Wait a second- so Abraham Lincoln really did murder hundreds of blood sucking vampires and no one bothered to put this in the history books? Seems to me this is the sort of thing that you don’t just forget to make a record of- then again there are kids nowadays that didn’t realize the Titanic was real and not just a James Cameron movie. I think I’ve exhausted enough sarcasm for now, but honestly, after reading reactions and judging from conversations as I left ABRAHAM LINCOLN: VAMPIRE HUNTER I was dumbfounded by the amount of people exclaiming, “This doesn’t make sense,” or, “That was so unrealistic.” From here on out everyone else that uses that as a complaint for this movie, consider yourselves virtually slapped by me.
For those still with me here, ABRAHAM LINCOLN: VAMPIRE HUNTER is based on the novel of the same name by Seth Grahame-Smith, who is also responsible for the script. The novel is a fictional account of one of our nation’s finest president’s battle with the supernatural that he kept secret from the public even after his death. The film however, does feature voice-over work of journal entries from the book, but weaves what I would call a much different story, but keeps many of the historical checkpoints.
There are any number of problems with the big screen adaptation of Smith’s novel- the biggest one I have is with Smith’s own interpretation of the script. The story here has some really cool moments of action and some decent twists that I don’t recall being in the book, but the expansion of dialogue proved to be considerably worse than I imagined. Minus a few enjoyable monologues there are several other smaller sequences that feature some pretty cringe inducing moments of dialogue. I would stand the script up with another film Smith is responsible for this year, DARK SHADOWS. Both are equally as bad, both have the material elevated only because of the actors except one isn’t nearly as fun as the other. Where I found DARK SHADOWS boring and inconsistent, ABRAHAM LINCOLN: VAMPIRE HUNTER is at least fun and inconsistent.
Visually the film has more to offer than just about anything else outside of the violence- even if it screams wannabe Tim Burton. There are two central action set pieces that are worth seeing the film for, despite some of the special effects being less than spectacular. One being a horse stampede that as far as I can tell comes out of nowhere and seems to have made it in just because it sounded cool. The second is the train battle near the end after the bridge is set on fire and starts collapsing. The CGI isn’t awe inspiring, but it’s a lot of fun to watch when it’s highlighting the tremendous strength and speed of the vampires. The battles themselves are fun to watch even though I would have enjoyed seeing a few more detailed hunting sequences in Exchange for some of the tacked on plot developments. The vampires are concealed in quick cuts when they are in attack mode which hides the lackluster CGI used on them for the most part, but the design is actually quite good- though vaguely reminiscent of Baraka from the Mortal Kombat video games.
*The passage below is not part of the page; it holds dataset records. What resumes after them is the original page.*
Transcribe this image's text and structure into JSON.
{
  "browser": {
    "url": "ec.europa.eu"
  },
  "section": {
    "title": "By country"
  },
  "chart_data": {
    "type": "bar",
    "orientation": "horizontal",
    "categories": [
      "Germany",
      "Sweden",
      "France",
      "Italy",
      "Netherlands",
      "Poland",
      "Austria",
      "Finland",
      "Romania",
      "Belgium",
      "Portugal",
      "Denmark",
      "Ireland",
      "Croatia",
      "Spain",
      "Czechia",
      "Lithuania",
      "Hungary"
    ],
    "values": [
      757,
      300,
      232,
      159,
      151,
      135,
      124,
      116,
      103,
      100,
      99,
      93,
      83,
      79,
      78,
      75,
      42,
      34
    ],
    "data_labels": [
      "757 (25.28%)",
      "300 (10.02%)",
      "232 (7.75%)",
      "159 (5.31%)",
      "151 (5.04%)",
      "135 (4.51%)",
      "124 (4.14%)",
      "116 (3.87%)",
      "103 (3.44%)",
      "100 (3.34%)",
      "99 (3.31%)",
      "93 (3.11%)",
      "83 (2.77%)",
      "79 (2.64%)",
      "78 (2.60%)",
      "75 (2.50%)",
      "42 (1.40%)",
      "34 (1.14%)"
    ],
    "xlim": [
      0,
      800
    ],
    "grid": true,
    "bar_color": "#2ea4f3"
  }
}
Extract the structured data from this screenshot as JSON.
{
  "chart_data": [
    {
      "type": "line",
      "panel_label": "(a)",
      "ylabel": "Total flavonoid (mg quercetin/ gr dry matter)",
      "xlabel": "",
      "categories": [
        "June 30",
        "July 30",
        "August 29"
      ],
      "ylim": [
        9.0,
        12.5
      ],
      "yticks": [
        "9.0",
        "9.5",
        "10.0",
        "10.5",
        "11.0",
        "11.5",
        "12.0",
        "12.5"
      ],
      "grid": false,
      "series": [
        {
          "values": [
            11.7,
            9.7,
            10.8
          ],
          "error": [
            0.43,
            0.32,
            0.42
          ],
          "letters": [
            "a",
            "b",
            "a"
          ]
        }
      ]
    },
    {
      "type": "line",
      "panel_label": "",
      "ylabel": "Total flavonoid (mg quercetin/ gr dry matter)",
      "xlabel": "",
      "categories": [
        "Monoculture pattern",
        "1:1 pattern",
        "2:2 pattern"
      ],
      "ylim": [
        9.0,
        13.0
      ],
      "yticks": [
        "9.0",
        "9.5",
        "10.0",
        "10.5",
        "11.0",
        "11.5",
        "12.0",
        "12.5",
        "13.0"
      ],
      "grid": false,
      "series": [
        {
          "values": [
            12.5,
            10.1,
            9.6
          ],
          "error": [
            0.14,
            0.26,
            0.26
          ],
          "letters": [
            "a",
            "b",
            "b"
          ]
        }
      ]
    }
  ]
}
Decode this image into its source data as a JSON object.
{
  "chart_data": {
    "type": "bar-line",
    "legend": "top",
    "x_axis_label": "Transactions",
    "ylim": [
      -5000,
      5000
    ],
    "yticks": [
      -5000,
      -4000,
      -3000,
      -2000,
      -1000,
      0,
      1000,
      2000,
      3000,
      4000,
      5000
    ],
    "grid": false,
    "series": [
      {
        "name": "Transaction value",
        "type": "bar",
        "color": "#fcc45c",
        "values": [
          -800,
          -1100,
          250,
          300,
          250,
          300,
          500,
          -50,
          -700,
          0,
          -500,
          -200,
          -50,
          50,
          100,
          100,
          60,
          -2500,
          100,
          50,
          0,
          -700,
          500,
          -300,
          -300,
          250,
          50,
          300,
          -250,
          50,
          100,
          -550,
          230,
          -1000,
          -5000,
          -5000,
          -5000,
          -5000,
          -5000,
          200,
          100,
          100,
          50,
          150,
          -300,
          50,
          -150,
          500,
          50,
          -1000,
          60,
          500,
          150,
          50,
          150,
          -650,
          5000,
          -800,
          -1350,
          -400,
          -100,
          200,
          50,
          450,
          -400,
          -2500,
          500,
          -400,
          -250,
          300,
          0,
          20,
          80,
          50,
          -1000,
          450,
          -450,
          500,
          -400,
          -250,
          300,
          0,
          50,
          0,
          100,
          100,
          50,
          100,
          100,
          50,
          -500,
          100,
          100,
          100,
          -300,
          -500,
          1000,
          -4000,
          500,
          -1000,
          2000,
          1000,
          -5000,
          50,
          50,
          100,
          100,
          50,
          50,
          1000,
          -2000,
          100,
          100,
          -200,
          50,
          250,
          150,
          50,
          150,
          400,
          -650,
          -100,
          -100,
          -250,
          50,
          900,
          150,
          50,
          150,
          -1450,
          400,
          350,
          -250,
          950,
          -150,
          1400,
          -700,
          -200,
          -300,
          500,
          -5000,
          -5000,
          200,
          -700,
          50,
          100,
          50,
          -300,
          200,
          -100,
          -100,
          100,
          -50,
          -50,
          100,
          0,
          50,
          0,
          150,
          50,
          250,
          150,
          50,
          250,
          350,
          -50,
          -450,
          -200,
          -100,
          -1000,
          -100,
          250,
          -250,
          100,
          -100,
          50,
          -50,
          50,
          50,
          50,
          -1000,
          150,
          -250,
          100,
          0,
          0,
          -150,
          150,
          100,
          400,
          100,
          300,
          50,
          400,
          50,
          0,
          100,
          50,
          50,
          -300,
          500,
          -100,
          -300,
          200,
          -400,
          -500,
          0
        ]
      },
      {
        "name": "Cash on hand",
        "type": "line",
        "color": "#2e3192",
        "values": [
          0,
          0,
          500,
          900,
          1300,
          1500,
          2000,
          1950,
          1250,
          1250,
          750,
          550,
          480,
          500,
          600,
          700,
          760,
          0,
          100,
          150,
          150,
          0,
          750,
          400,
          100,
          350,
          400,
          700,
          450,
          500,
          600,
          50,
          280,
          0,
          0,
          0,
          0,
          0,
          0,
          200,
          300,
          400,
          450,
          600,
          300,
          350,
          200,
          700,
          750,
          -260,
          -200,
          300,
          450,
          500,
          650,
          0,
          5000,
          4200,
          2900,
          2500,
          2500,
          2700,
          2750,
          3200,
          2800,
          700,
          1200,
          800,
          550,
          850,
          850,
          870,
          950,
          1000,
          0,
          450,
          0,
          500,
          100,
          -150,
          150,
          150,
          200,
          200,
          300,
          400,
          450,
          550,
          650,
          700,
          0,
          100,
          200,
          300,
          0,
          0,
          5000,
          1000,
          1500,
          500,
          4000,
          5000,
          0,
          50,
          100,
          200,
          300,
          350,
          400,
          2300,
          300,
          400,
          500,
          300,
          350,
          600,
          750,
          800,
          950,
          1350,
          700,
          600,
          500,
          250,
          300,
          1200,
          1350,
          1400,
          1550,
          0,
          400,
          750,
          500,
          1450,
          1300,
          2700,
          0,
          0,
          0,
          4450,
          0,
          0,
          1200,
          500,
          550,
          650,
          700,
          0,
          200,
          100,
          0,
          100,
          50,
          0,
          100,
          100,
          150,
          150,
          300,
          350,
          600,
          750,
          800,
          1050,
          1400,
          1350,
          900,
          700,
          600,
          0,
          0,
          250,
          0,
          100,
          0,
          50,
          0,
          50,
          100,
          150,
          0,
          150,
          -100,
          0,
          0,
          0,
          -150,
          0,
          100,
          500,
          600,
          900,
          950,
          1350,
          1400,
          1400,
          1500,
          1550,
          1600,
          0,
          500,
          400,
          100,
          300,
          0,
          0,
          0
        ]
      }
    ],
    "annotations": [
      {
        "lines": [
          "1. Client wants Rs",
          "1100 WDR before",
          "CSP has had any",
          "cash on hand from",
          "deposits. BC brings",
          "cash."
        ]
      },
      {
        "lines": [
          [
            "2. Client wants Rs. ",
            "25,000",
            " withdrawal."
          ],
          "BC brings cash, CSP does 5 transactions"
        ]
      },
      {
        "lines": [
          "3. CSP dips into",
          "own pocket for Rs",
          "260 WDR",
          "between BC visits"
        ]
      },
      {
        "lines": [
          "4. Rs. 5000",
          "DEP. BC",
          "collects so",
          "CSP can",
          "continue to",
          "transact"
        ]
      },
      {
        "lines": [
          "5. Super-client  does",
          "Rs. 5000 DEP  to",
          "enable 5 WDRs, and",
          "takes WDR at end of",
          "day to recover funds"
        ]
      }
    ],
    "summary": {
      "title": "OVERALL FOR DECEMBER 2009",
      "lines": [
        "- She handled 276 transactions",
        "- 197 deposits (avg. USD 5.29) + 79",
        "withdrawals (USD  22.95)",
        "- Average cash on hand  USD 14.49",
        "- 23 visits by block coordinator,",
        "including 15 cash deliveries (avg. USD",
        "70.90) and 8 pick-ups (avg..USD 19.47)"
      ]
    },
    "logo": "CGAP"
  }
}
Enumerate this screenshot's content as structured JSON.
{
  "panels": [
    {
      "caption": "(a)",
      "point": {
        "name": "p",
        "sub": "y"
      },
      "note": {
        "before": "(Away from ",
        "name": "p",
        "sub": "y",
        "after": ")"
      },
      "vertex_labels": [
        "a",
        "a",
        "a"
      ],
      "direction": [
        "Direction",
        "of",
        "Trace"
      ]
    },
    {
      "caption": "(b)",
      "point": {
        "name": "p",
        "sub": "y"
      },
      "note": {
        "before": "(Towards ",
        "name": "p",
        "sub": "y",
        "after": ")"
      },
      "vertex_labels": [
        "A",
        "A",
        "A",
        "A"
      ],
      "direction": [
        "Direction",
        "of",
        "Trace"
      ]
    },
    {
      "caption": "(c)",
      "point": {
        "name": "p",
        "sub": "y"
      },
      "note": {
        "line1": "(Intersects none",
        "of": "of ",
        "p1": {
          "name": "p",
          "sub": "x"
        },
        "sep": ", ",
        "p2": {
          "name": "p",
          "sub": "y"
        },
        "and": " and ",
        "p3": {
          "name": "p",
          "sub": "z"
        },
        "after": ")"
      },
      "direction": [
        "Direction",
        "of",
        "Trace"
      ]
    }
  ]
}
The actors are serviceable at best- I wouldn’t dare say anyone puts in a phenomenal performance. Benjamin Walker is quite good as Lincoln through most of the film in spite of some of the dialogue he’s given- one particularly embarrassing scene is on a picnic with Mary Todd (Mary Elizabeth Winstead) and he tells her he hunts vampires, which she obviously laughs about, almost the same way the audience I was in was laughing at the way the dialogue was written. The film seems to have been thrown together so quickly and the time gaps are never explained and the characters feel mostly hollow because of it. Dominic Copper as Abe’s vampire confidant Henry comes off worse than most from the book as his motivations for helping Abe are missing almost entirely, or at least not nearly explained enough to make anyone care.
Smith’s writing is ABRAHAM LINCOLN: VAMPIRE HUNTER’s Achilles Heel- the novel itself not exactly being the most amazing piece of literature in existence. With this though he continues to put forth inconsistent vampire lore, plot points that come out of nowhere and half baked character motivations. The novel put forward a much more realized sense for why Lincoln does what he does, more detailed versions of the way he hunts the vampires and much more interesting conflicts. In the film Smith has neutered his own source material leaving out several conversations and hunting sequences that I was looking forward to seeing on screen. The other huge knock on the script is almost every five minutes someone was delivering a line that you can tell Smith was hoping would be one people would find deep and quotable, but instead hit my ears with a quality less than that of many porn parodies made from summer blockbusters.
Truthfully, ABRAHAM LINCOLN: VAMPIRE HUNTER is quite the mess when you look at it after all is said and done. However, it’s a mess that at least hooked me in with some of its visuals and a small selection of decent monologues. As bad as the script is, there is something entertainingly bad about it even if in the end I refuse to get excited about any of Seth Grahame-Smith’s future projects. Director Timur Bekmambetov knows how to at least make a film visually interesting even if the visuals are of a low rent variety and there’s not much to take out of the film’s storytelling. Luckily when the axe is flying the dialogue ceases to ruin the fantasy and in the end for me there’s just no denying how fun and enjoyable it is to see someone portraying Honest Abe hacking his way through hordes of vampires.